Consumer 'funk' keeps the sector underperforming.
Chart courtesy of StockCharts.com
Retailers are missing out on the 2014 stock rally: While the S&P 500 has returned nearly 8 percent so far this year, retail ETFs are flat. The start of earnings season suggests there could be more pain on the horizon too. Various retailers from GAP to Family Dollar to Lumber Liquidators have all missed expectations this earnings season. Container Store CEO Kip Tindell summed it up nicely: "Consistent with many of our fellow retailers, we are experiencing a retail 'funk.'"
Investors have a few ETFs with which they can invest in (or short) the retail industry:
- The SPDR S&P Retail ETF (XRT | A-45) tracks an equal-weighted index of companies in the retail industry.

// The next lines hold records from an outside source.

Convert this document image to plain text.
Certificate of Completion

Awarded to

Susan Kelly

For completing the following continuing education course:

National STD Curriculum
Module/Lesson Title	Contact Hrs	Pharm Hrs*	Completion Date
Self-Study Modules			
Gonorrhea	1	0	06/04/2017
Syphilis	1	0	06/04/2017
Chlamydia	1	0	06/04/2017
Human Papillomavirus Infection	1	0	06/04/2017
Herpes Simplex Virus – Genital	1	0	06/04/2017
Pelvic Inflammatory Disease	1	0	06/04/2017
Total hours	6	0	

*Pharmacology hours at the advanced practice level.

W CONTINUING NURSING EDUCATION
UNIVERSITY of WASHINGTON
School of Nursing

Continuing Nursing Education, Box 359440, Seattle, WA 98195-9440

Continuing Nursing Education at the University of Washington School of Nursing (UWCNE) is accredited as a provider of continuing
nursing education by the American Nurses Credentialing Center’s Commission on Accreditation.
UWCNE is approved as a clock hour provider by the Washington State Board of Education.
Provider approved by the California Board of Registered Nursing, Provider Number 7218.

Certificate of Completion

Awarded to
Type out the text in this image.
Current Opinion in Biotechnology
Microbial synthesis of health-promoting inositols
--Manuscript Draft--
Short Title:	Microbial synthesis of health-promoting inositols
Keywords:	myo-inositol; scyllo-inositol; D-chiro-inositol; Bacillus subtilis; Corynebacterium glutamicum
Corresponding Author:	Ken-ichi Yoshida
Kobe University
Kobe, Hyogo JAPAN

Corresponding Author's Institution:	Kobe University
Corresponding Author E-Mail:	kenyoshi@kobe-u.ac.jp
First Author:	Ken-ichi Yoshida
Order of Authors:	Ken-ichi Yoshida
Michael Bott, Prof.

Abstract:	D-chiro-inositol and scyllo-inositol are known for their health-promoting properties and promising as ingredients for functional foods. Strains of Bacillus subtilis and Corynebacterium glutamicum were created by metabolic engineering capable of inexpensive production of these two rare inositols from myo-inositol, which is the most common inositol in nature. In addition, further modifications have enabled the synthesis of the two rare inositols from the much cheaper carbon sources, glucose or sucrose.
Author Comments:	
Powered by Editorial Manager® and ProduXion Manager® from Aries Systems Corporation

XRT's 2014 returns are marginally negative.
- The PowerShares Dynamic Retail ETF (PMR | B-48) uses multifactor selection and a tiered weighting portfolio construction scheme in a bid for outperformance. However, results have been anything but—PMR returned negative 1.4 percent so far this year.
- The Market Vectors Retail ETF (RTH | B-53) tracks a plain-vanilla index of the 25 largest U.S.-listed companies that derive the majority of their revenue from retail. Its biggest holdings include retail titans such as Walmart, Amazon, Home Depot and CVS.
- Those prone to risk-taking might favor the Direxion Daily Retail Bull 3X ETF (RETL), which provides daily 3x leveraged exposure to a plain-vanilla index of large U.S. retailers. Beware the leverage reset.